I have visited the place now several times and done all the things I was promised. I shoveled land to clear a path; I prepared vegetables to cook a broth we’d all share, I accompanied them to the market, played with the stray dogs that get fed on the house and chat with Magdalena, the parrot. In between the heat and the sweat, the cooking and the cleaning, the laughs and the chit-chat, the singing and the dancing, something changed inside me. That household and the marvelous people I met there awoke in me something I didn’t even know I had until then. A sort of warmth similar to that of compassion, gratitude, and empathy, evoking sincere respect for and connection with nature and its varied people. In that isolated, dusty and humid porch, with all the mosquitoes trying to bite me and the flies attempting to get in my food, I strangely felt at home. Not the type of home in which you feel comfortable, because I certainly wasn’t, nor the one in which you feel loved, for I was amongst strangers, but the type of home in which I felt organically alive.

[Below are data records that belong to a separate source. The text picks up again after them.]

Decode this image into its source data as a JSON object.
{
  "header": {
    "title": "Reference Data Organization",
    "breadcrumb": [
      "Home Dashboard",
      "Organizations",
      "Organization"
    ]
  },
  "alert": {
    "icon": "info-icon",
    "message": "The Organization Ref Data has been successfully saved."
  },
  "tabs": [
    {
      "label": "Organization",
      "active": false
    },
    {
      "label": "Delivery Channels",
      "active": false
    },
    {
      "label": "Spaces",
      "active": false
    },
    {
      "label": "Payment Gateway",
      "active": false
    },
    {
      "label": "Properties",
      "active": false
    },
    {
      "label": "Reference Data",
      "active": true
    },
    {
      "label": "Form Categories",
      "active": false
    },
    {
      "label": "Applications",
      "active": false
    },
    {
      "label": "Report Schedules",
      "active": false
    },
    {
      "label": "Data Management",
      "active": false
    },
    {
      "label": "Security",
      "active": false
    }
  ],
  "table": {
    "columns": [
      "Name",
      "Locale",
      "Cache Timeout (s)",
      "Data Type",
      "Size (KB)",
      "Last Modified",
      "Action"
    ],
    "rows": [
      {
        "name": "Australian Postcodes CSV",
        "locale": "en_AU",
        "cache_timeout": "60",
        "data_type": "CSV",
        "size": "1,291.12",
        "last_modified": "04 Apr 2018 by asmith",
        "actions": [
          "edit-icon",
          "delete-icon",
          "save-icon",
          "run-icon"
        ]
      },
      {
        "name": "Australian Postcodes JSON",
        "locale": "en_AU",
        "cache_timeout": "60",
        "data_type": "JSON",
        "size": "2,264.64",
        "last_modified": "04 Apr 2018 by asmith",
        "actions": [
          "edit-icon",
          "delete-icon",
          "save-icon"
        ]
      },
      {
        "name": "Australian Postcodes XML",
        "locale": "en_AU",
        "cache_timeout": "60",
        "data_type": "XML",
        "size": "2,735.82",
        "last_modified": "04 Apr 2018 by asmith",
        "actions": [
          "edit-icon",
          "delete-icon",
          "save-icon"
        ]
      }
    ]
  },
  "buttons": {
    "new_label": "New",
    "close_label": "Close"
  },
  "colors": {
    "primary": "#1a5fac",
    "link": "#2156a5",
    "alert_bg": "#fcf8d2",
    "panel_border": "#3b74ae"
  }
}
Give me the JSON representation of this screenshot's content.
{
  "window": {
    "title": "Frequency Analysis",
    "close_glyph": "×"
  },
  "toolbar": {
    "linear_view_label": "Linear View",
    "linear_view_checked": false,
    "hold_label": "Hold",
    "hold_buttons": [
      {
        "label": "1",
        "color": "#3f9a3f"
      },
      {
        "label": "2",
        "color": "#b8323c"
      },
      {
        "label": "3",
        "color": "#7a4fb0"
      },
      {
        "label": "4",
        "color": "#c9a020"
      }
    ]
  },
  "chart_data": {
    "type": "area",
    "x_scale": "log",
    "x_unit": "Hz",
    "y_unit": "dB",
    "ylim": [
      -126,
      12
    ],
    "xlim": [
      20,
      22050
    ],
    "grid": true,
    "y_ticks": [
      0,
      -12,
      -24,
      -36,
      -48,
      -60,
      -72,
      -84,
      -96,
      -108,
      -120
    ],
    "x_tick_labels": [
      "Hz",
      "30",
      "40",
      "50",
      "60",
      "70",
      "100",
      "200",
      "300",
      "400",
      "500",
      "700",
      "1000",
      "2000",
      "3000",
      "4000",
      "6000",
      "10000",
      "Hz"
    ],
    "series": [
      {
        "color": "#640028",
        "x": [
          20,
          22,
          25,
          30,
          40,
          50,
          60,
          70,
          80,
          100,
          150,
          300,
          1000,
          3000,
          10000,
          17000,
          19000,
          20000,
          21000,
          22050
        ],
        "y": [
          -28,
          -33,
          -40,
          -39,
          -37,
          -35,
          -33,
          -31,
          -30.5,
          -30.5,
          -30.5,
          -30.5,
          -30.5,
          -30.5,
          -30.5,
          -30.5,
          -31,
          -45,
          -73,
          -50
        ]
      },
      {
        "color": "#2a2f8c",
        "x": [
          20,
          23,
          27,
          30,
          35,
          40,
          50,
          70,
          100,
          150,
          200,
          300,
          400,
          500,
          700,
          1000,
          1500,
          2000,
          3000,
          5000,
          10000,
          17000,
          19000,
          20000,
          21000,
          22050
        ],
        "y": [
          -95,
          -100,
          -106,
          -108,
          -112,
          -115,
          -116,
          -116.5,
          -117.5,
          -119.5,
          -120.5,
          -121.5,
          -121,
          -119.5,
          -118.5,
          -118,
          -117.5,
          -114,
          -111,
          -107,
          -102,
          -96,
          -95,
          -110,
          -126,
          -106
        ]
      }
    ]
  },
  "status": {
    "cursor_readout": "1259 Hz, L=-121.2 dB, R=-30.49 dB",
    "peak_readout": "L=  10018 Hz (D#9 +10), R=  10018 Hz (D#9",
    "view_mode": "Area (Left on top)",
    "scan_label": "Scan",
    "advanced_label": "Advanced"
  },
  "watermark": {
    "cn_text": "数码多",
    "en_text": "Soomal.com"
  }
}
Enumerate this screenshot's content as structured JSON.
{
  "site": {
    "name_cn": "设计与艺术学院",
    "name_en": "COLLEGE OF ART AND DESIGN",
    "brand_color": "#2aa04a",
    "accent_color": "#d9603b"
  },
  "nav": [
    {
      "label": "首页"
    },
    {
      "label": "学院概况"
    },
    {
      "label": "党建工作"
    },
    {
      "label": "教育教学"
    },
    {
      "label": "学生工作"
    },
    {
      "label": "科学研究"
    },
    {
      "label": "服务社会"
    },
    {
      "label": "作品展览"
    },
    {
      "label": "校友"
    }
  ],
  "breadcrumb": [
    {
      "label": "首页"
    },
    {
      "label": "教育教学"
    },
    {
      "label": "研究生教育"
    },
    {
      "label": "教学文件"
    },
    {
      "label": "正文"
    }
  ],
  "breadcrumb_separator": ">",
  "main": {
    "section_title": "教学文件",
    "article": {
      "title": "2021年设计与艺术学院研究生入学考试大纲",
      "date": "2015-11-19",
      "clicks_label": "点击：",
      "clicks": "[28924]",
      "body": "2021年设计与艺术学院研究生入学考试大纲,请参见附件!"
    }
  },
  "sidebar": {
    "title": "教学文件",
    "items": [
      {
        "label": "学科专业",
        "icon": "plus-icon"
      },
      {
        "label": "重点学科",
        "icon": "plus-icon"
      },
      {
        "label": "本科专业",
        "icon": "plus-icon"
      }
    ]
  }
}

The simple and genuine lifestyle of this family who takes so much pride in their cultural heritage and works so hard to make sure their young people would too. They welcomed us, a bunch of curious foreign teenagers, into their lives softened my heart, and opened it to a new point of view of my reality. Sure, I can honestly say that this experience has taught me -or rather reminded me- of the importance of hard work, selflessness, humility, and care. But if I am to be completely transparent, I must acknowledge how experiencing first-hand the indigenous life, even if just for a short time and in a different country, has changed the way I think of, and feel for, the indigenous people of my own country. They are not different from us; we love the same way and dream of the same things and are willing to work equally hard to get them. And they don’t expect anyone (say, an ashamed mestizo, for example) to stand up for them. They do, however, expect us to stand with them. All they wish for, like anyone else, is the opportunity to freely choose the type of lives they want to lead and be given the chance to pursue them.
I have always been proud of my heritage. I know somewhere down the line of my ancestors there are Arabs, Spaniards, and, of course, Indigenous Guatemalans. Particularly to the latter, I have always felt responsible for learning their history and culture, the injustices my government has put them through, and standing up in their name to my often racist and classist family and friends. I enjoyed travelling to indigenous communities, witnessing their traditions, tasting their foods, and wearing their fashion. For many years, I believed these superficial and somewhat selfish actions to be sufficient excuse for my general ignorance and disinterest for their people. A humble Costa Rican household showed me that I need not feel responsible for them. They reminded me that we are all in these together.